Ingredients ~
- canola oil
- 1 red onion, finely diced
- 1 clove garlic, cushed
- 1/4 tsp freshly ground cardamom
- 1/4 tsp freshly ground fennel
- 1tsp ground ginger
- 1/2 tsp ground tumeric
- 2 tsp chilli paste
- 1 heaped tbsp tomato paste
- 1/2 head cauliflower, chopped coarsely
- 1 block paneer (180g), cubed
- 2 cups vegetable stock
- 1 cup of water
- 400g can diced tomatoes
- 270mL coconut cream
- 1/3 cup dry red lentils, rinsed
- 3/4 cup frozen peas
- fresh corainder
- rice to serve
- Heat up a large pan and add a drizzle of canola oil. When the oil is hot add the onion, chilli and garlic. Fry for a few minutes until the onion is soft and translucent.
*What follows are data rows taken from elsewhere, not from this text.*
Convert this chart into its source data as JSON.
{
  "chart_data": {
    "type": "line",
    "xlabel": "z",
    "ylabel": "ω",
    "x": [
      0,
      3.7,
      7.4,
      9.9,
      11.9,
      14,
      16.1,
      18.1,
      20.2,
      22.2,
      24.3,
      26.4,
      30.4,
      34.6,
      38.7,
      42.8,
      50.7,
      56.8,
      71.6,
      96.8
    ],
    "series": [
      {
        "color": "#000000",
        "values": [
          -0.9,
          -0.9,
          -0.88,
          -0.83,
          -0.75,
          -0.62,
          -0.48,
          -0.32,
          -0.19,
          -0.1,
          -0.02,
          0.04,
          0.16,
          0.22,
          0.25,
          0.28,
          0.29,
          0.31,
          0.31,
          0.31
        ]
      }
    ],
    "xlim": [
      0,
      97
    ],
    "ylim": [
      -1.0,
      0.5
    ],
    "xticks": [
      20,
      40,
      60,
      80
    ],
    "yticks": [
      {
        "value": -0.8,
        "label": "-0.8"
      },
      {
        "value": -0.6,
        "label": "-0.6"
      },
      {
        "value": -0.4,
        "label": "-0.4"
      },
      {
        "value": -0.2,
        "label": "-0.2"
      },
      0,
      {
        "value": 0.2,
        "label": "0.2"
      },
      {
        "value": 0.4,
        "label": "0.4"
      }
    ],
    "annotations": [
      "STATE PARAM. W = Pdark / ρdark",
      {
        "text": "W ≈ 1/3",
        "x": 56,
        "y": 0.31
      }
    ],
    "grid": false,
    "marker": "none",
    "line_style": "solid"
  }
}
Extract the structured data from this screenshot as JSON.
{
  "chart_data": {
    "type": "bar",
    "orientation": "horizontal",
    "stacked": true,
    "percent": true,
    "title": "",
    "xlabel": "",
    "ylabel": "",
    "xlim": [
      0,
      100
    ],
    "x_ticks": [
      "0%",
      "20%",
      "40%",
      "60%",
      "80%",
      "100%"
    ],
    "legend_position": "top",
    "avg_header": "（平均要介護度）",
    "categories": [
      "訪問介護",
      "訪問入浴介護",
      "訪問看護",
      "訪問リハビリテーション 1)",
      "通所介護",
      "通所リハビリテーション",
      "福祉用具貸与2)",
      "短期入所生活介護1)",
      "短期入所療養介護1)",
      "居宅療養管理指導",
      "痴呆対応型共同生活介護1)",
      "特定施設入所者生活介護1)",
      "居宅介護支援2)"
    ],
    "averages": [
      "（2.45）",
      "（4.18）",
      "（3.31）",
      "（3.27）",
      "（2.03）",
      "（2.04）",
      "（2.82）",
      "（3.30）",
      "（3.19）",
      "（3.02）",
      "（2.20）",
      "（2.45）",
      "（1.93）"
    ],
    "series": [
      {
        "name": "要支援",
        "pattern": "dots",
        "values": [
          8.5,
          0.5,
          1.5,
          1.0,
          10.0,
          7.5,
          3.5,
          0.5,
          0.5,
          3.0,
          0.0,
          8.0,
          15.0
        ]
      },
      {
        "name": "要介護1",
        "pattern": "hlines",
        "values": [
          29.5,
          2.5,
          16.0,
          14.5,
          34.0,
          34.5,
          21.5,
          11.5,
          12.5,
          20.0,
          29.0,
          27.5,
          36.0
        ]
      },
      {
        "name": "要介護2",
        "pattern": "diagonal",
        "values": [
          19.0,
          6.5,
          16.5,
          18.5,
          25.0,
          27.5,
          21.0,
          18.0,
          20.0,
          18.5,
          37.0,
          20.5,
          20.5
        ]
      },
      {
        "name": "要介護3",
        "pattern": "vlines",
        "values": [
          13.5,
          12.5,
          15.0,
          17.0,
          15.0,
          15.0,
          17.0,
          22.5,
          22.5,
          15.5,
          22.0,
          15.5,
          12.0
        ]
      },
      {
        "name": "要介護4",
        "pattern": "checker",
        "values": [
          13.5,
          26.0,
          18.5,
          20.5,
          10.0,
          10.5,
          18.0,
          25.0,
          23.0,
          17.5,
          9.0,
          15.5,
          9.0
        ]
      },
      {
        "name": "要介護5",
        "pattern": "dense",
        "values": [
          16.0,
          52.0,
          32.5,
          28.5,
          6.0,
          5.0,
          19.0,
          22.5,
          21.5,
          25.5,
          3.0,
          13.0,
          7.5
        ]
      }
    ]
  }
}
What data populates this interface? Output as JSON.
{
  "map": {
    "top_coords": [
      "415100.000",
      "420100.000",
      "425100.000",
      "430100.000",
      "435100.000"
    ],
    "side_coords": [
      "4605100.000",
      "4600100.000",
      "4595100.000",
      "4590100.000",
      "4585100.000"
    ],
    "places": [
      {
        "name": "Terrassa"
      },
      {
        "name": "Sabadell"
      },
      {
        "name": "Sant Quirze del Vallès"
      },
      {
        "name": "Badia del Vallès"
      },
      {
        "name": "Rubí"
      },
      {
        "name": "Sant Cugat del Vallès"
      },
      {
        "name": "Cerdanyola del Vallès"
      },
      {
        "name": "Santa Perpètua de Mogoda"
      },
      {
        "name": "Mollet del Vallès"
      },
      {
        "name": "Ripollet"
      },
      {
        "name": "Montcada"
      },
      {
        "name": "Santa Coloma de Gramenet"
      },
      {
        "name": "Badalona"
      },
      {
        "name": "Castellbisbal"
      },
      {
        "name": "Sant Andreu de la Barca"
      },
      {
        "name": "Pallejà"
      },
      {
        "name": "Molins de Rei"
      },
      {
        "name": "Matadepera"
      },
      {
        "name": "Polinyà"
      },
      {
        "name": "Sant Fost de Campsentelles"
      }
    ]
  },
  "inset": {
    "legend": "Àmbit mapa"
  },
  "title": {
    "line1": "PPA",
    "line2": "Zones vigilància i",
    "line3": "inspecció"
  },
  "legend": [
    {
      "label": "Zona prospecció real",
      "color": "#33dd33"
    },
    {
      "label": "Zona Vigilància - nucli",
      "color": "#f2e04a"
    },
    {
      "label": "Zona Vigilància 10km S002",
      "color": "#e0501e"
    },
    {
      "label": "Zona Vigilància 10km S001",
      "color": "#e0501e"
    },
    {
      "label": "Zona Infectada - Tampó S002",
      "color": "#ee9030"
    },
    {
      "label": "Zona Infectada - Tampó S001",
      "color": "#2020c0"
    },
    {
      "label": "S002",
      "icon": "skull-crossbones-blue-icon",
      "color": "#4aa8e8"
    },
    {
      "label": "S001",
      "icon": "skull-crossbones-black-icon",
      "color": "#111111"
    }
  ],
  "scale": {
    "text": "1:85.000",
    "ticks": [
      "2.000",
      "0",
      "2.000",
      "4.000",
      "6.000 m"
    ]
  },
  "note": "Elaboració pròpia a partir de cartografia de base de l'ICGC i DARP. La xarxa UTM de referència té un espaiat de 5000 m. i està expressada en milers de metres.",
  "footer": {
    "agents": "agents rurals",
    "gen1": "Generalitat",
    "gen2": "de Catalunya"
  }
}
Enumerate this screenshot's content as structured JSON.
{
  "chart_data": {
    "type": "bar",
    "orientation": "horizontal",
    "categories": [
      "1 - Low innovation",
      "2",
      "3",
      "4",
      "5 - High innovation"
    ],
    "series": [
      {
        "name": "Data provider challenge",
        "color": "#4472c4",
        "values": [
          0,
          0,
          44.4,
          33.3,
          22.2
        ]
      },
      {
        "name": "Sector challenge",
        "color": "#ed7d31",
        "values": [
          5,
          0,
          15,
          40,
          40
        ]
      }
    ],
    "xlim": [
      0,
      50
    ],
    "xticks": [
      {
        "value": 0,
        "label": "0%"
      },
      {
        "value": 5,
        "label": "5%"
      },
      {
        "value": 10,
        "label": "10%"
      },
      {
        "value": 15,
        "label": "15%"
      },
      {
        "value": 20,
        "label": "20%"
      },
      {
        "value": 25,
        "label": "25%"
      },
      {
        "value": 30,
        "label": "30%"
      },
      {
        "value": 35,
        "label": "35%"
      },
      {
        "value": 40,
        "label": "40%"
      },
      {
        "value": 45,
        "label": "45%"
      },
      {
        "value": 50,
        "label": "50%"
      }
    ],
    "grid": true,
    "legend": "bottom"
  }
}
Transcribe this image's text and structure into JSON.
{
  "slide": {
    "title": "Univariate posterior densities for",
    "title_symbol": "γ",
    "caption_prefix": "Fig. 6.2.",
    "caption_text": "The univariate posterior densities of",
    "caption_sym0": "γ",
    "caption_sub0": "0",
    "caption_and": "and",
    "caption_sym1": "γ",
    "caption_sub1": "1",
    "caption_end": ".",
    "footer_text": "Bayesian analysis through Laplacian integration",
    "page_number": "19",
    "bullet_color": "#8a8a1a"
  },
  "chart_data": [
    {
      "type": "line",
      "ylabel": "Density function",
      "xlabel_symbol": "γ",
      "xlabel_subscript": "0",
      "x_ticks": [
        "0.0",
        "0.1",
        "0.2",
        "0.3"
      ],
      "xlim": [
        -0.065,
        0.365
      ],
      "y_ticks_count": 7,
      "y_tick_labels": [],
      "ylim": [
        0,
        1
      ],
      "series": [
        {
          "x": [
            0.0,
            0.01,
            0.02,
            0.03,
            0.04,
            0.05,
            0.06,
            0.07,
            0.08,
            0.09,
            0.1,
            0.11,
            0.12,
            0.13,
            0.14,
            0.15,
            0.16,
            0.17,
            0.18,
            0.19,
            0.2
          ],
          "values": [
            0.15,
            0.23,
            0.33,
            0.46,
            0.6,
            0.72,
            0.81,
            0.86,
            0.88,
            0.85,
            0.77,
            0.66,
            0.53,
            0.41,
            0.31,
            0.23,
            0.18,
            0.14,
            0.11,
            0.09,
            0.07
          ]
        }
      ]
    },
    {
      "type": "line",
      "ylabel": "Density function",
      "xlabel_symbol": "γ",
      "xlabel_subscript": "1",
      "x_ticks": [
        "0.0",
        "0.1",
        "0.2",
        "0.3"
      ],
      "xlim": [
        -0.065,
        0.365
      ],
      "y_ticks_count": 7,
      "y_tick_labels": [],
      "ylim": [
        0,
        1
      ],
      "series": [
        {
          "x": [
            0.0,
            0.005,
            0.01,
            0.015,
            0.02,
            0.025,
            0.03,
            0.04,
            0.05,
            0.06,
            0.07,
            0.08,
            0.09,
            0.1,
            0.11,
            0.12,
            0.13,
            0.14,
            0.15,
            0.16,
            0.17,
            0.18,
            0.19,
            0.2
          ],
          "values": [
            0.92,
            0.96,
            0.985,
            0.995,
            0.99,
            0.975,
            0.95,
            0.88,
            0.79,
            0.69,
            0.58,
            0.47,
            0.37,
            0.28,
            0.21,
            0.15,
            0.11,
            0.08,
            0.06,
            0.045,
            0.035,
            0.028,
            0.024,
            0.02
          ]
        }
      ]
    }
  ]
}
- Add the spices and tomato paste and fry for a couple of minutes, stirring, until fragrant (this aroma really helps clear the sinuses!)
- Add the cauliflower, paneer, stock, tomatoes, coconut cream and lentils and bring to the boil.
- Reduce the heat and simmer for about ten minutes. Then put the lid on and simmer for another 5 minutes. If too much liquid has been lost and it isn;t saucy enough add some of the water to thin it out.
- Add the peas and stir until hot.
- Serve with rice and coriander sprinkled on top.